I don't think its always true that being illegal lowers your wages. Employers of illegals are not monopsonists. I disagree a bit with Mungowitz here in that I think "business" as a class would be much happier with a large amount of easy, flexible, legal immigration.

The problem with guest worker programs from the point of view of business is that they would be run by a bureaucracy and probably slow to react to changes in supply and demand. That I think is the allure of illegal immigration over a government guest worker program for business; fast reacting flows of workers.

Norman said...

I this is is a very reasonable proposal. It sounds remarkably like many arguments I have heard regarding the ineffectiveness of gun control legislation. I wonder what the readers (and authors) of this blog think of applying this "law enforcement by law repeal" argument to other areas like guns, drugs, or health codes (just as examples).

Just a Thought said...

I don't think its always true that being illegal lowers your wages. Employers of illegals are not monopsonists.
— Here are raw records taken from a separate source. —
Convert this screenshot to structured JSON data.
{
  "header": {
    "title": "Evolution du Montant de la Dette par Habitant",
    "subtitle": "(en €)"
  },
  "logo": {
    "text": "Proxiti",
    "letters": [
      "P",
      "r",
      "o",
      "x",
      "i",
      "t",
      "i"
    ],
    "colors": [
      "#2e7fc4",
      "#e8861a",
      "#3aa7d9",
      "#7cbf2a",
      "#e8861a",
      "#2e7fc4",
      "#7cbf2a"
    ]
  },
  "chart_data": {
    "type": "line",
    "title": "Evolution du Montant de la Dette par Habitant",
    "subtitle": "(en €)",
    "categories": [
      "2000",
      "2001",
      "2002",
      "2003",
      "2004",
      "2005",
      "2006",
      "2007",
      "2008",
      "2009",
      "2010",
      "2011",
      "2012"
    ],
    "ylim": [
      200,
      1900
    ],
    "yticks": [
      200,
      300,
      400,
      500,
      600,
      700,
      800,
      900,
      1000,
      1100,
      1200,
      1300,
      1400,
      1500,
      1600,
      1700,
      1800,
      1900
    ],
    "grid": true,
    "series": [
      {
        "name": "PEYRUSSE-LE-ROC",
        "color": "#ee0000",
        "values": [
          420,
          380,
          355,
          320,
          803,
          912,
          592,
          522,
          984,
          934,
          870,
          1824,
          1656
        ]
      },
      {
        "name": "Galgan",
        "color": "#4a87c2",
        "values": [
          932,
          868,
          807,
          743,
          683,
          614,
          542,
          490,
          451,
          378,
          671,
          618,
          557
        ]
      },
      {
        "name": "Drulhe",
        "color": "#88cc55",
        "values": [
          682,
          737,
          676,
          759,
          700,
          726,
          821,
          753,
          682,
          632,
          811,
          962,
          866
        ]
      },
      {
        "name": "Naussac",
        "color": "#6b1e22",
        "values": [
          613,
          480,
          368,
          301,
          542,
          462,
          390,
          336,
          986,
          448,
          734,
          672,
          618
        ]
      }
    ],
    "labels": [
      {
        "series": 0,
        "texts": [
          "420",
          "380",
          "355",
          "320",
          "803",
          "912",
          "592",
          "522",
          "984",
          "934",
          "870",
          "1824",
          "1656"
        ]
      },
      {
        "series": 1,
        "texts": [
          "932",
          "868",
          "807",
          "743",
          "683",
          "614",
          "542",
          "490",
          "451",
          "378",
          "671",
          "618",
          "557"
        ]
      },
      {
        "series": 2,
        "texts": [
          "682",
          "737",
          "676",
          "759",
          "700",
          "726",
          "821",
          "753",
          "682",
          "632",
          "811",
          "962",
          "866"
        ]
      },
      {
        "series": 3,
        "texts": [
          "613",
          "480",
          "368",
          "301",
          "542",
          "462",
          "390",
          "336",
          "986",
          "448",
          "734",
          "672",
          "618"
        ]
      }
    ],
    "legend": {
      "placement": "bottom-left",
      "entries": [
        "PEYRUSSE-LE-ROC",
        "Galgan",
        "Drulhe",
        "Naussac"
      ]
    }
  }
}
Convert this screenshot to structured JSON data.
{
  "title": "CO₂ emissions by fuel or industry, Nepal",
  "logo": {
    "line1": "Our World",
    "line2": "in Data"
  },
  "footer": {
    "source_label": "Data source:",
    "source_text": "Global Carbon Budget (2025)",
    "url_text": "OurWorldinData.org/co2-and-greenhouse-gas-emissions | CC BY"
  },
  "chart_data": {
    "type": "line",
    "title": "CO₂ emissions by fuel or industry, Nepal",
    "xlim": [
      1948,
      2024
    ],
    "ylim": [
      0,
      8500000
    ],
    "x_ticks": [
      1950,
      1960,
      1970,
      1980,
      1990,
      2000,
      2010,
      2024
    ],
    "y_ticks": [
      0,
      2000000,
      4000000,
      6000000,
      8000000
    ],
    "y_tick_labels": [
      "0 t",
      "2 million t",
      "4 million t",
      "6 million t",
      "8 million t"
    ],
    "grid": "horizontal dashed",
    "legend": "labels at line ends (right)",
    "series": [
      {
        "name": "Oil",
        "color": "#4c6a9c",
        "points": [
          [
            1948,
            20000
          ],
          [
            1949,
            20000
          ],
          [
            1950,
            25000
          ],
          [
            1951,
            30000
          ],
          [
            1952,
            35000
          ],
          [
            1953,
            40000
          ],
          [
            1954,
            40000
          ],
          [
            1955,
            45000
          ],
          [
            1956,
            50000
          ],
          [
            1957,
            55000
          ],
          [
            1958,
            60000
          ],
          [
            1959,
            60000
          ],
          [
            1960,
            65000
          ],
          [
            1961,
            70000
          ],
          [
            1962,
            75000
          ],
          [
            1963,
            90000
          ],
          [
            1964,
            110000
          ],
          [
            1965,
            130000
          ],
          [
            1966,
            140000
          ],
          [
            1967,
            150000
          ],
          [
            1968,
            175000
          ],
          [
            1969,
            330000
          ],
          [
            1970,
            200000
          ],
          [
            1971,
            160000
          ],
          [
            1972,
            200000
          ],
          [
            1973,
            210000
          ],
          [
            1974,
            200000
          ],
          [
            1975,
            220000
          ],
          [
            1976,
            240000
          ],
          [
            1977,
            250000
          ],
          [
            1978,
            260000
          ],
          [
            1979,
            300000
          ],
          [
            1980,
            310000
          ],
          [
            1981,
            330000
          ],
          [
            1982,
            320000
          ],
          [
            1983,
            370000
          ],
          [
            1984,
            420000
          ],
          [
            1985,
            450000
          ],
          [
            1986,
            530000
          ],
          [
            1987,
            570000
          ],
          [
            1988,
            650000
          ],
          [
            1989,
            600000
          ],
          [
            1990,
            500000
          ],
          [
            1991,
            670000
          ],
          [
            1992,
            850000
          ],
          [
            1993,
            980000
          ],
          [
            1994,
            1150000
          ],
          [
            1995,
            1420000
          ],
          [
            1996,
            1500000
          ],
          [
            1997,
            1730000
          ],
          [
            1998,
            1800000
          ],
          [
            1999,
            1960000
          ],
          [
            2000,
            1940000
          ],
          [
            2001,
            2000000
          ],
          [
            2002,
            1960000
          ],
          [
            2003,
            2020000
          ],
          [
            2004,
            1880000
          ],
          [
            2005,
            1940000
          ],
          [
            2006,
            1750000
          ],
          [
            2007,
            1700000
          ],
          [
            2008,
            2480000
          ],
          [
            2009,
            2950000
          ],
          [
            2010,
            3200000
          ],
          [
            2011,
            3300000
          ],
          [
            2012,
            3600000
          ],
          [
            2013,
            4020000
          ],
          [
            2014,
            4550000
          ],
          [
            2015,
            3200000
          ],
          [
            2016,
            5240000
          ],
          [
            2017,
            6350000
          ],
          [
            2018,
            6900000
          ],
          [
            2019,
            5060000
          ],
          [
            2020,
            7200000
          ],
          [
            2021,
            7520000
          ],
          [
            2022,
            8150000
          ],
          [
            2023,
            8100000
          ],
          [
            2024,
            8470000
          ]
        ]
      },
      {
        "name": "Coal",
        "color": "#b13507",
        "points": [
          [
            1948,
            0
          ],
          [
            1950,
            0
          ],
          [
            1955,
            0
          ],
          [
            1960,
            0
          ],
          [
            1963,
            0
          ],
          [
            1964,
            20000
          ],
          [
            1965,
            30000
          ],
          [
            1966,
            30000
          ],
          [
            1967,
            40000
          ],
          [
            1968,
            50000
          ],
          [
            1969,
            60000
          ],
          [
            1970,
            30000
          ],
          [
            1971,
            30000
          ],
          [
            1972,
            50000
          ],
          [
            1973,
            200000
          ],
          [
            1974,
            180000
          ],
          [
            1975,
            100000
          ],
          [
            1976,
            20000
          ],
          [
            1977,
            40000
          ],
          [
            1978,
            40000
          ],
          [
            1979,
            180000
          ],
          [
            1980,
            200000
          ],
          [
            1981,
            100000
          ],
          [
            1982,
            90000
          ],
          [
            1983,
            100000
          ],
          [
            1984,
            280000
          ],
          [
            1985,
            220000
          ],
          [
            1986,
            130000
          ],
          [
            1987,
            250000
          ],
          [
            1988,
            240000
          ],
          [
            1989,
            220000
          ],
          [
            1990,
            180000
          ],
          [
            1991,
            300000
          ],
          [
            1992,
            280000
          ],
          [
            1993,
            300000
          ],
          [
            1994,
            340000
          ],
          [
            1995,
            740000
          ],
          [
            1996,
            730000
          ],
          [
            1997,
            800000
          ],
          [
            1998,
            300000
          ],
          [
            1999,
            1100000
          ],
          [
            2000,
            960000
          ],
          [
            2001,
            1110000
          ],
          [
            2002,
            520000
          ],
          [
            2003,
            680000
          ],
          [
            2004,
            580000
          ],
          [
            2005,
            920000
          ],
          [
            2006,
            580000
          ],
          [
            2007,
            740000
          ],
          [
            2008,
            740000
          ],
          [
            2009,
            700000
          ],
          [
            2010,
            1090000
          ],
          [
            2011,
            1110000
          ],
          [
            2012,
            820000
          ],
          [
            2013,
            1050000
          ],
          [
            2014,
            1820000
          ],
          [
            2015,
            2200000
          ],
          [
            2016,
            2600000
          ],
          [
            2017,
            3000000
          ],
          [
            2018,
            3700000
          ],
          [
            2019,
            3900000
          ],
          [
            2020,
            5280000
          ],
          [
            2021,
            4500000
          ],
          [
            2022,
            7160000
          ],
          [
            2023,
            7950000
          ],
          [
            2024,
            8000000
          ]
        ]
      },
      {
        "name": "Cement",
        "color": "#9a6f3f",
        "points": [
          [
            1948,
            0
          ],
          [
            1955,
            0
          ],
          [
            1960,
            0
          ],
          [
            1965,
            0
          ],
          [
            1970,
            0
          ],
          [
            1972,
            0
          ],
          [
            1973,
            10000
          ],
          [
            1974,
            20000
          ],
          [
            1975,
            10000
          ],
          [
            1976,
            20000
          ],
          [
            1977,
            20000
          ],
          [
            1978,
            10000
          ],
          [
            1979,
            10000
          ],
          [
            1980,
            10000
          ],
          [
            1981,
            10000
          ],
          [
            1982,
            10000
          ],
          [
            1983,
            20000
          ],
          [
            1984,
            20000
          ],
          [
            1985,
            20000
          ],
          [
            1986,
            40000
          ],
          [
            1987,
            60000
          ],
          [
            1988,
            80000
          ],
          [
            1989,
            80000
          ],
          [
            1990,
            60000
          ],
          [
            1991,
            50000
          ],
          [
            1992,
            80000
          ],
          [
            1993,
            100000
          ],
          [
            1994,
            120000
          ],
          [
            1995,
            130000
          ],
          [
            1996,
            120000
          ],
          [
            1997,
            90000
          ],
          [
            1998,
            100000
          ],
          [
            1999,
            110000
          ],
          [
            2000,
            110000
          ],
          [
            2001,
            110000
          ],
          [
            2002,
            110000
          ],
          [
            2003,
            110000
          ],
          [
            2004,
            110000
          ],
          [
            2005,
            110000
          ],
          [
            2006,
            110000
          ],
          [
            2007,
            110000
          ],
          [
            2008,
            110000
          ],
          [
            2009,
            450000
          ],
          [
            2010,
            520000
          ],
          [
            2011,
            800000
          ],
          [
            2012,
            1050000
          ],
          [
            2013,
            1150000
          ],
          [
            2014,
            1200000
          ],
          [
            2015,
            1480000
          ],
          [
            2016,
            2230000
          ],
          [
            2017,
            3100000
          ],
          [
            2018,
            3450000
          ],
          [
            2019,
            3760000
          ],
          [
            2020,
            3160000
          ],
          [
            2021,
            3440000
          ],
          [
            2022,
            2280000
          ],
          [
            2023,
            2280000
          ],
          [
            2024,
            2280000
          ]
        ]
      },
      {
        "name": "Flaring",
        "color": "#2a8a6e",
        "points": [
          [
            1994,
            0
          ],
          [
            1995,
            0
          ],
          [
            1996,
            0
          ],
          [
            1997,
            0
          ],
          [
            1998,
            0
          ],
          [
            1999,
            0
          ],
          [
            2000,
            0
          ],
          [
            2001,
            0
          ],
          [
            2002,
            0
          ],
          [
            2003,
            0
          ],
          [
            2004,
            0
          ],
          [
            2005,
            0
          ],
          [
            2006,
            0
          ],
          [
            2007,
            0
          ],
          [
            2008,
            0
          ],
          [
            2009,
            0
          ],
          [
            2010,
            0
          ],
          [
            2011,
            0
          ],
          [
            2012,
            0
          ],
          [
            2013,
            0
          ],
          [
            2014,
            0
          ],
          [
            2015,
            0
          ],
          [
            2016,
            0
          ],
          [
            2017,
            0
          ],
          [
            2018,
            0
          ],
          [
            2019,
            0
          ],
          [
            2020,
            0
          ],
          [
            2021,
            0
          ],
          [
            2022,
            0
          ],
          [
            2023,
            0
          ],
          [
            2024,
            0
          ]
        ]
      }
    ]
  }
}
They don't need to be momopolists though, because they are not in a free labor market. They do not have the same ability to bargain and seek other employment because they will need to find another employer willing to overlook their status (and if they try to bargain they may be deported, so most will be too afraid to take this route.)

The "free labor market" theory is flawed though, because potential employees do not have the ability to walk away from jobs and negotiate as freely as the theory contends. Eventually workers must resort to unfavorable employment to keep food on their table. I know a Psych prof at a good university who worked as a McDonald's fryguy before finding his first job (in Africa!) He has since moved back and into his current position, but he did not have enough employment options (read zero) to bargain, he just had to take a less skilled, lower pay job to keep his children fed.

Anonymous said...

Damn, damn, damn.

In that case, you are the only gubenatorial candidate who supports the new policy. I might have to vote for you, after all. Did you get on the ballot yet?

And after plagarizing Dr. Seuss and everything!!!